Now Becca over at A Los Angeles Love wrote a really compelling piece on exactly which photographs makes a blog-worthy wedding (and who/what’s being excluded) that I think is awesome and so true. Go read it. She hits the nail on the head in terms of blog-lands ideals of prettiness, but I don’t quite buy that main stream wedding blogs are the only perpetrator of wedding evils. And to be honest, there is still a lot of inspiration to be found in their too perfect pages. Then again there is a lot of inspiration to be found on all the indie blogs too, and while the beauty ideals may not be the same, I would argue that they absolutely still exist. They’re just different. And the DIY bar is set pretty high across the blogosphere, no matter what the brides final verdict on the importance of said details ends up being. So I actually think all of us blog writers are in part responsible for perpetrating a few wedding evils and worse we buy into the whole us vs. them mentality a little too much in an effort to find our unique voice. I’m a gay girl who is just as comfy in Barney’s New York as I am in my garage (if I had one) fixing my own car. I’m already a precious and unique unicorn, so maybe it wouldn’t kill me to be a little nicer where other peeps weddings are concerned? Maybe I can be a little more comfy in my own skin and my own little corner of the blogosphere and just focus on what works for my wedding with out (too much) “boring” wedding bashing. And still be my bad-ass opinionated self. Maybe. I kinda wanna try, because there is already enough snarkiness in the universe. And I bet you other blog authors/brides-to-be/wedding planner extraordinaires are precious and unique unicorns too. So even if some other brides details seem boring, trite, stereotypical or just plain weird to you, who really cares? See sometimes I feel like a little hesitant to throw a post up over at Weddingbee b/c some people might be offended by my exuberance on my subject matter and sometimes I’m a little hesitant to toss up a silly trifle like my two-post shoe hunt here b/c I think my personal blog readers will find it silly. It’s like my blogroll is forming alliances and could go to battle at any time.

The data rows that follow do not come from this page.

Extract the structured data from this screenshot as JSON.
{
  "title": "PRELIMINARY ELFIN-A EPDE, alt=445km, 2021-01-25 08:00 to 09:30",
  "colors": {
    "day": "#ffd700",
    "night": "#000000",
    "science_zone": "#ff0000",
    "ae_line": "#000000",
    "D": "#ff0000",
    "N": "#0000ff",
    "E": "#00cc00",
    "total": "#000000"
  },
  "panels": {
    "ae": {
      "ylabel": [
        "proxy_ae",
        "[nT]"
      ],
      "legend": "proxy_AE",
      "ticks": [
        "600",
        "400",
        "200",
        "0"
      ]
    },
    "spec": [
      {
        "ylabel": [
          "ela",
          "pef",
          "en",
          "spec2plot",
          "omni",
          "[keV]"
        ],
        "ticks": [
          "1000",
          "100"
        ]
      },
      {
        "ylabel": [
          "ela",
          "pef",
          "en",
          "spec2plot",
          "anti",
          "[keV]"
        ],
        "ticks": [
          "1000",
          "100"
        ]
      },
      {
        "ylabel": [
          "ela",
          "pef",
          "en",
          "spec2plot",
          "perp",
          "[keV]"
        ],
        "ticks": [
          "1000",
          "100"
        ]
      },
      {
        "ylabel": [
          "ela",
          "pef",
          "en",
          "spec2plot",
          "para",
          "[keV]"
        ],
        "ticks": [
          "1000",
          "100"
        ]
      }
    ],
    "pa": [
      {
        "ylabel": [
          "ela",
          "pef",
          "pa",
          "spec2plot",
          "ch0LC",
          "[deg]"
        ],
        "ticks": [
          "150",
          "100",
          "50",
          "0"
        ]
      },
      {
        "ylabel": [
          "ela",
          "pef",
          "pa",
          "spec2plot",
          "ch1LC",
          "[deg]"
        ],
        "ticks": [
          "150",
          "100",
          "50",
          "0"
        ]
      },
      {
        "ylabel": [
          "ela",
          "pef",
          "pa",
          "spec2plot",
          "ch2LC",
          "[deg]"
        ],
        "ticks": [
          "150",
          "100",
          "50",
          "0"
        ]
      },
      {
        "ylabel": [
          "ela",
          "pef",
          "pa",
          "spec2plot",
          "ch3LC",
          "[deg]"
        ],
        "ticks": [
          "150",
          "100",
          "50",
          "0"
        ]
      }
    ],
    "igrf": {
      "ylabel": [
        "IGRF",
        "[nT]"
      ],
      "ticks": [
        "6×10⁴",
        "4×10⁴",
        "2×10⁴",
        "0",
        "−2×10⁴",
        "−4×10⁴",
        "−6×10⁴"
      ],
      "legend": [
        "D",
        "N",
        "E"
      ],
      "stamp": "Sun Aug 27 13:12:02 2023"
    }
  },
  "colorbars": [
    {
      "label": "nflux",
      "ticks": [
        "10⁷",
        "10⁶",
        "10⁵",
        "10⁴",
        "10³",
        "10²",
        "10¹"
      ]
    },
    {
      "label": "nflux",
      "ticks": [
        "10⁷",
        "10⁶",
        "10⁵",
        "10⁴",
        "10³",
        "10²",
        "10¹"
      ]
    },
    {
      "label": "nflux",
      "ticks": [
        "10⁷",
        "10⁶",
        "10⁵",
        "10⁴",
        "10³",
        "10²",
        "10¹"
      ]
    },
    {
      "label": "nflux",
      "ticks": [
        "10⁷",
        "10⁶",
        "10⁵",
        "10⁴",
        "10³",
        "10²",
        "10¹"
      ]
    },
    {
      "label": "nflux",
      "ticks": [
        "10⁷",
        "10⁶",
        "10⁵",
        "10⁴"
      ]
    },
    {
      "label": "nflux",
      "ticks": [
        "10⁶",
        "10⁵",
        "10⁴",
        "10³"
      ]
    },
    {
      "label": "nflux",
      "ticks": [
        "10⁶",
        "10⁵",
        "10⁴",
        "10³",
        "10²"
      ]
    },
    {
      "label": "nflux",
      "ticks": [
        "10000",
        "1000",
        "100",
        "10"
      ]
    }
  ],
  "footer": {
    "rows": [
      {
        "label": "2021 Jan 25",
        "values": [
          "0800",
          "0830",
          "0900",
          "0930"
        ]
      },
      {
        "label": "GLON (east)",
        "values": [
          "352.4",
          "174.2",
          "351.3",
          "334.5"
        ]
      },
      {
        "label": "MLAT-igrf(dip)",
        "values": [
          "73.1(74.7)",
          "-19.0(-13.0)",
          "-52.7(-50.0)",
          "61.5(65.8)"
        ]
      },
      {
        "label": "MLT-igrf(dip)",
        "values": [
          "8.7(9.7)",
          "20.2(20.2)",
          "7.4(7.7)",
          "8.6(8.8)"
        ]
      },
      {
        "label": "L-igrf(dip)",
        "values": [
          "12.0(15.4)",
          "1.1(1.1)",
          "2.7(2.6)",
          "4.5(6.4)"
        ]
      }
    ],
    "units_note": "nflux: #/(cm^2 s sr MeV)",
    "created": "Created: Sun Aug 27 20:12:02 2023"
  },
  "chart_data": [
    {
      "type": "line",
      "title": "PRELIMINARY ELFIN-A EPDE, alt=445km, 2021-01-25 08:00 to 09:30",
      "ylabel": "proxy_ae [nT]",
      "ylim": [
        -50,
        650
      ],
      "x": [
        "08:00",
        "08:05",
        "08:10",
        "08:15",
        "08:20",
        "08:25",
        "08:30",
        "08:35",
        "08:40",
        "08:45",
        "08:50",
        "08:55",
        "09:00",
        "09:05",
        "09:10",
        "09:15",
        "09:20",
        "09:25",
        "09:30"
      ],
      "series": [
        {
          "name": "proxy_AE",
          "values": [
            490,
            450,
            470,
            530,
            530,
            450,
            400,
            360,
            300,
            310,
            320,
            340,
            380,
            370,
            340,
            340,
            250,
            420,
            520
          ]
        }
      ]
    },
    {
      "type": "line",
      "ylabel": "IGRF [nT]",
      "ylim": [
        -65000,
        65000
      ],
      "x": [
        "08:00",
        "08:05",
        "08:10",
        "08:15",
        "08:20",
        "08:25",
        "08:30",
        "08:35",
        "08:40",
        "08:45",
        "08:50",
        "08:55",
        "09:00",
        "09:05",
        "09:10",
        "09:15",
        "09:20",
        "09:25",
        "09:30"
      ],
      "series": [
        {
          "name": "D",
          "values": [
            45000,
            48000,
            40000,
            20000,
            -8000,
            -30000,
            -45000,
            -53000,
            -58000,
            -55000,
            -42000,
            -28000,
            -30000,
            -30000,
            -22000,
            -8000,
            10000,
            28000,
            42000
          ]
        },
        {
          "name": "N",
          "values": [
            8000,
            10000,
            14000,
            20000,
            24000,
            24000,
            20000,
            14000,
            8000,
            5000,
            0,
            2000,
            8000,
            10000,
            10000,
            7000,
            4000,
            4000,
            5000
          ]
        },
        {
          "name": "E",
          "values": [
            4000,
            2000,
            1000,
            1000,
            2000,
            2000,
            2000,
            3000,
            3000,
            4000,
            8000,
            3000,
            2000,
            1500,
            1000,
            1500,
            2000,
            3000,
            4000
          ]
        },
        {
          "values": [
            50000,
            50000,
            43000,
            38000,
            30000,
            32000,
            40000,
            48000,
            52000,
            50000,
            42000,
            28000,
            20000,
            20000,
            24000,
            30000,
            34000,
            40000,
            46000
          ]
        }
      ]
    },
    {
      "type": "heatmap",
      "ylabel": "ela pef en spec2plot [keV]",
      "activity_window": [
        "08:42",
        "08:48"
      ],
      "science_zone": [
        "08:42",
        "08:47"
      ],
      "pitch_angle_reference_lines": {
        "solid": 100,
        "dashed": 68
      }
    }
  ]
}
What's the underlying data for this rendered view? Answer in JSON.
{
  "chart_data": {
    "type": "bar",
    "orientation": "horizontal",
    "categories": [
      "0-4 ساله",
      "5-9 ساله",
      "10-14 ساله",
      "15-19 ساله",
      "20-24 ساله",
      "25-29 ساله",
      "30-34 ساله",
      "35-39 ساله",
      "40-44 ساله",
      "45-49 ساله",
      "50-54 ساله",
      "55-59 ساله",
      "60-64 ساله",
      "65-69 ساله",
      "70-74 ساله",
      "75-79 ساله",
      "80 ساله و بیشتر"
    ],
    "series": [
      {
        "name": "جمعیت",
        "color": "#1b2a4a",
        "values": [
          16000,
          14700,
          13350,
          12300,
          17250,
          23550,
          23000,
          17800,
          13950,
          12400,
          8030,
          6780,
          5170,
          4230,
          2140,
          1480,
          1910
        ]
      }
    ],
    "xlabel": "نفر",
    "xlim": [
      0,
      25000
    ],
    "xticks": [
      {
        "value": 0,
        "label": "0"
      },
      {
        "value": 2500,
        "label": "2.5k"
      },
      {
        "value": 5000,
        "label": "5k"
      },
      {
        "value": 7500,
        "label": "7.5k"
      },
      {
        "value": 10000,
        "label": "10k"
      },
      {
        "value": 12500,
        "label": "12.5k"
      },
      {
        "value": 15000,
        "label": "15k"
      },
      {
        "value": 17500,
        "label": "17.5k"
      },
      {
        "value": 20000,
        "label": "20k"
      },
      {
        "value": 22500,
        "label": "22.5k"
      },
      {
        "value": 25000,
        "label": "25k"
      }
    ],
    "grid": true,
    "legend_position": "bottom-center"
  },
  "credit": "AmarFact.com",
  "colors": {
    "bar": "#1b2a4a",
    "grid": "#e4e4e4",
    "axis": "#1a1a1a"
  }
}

So in an effort to keep the peace, merge the camps, and lighten my snarkiness footprint on the planet, I vow to:
*Blog about the types of weddings I THINK are blog-worthy. I used to do this little thing called wedding wednesdays where I featured gay-girl weddings that I think did a damn good job of this. So if you know of any kick-ass gay-girl weddings please send ‘em my way!
*Have all the glorious unique little details I want AND still be an intelligent thinking bride who cares more about my marriage more than our wedding day.
*Let myself appreciate that other people may have a VERY different idea of what constitutes a beautiful wedding than I do and let it go without feeling the need to make fun of their classic/cookie-cutter details.
*Do a reality check when I come across a “too homemadey” wedding in blog land and instantly compare it to an absolutely perfect photo shoot.
At least those are my thoughts this morning. What are your sunday morning thoughts? Any plans to lessen your snarkiness footprint on planet earth, wedding related or not?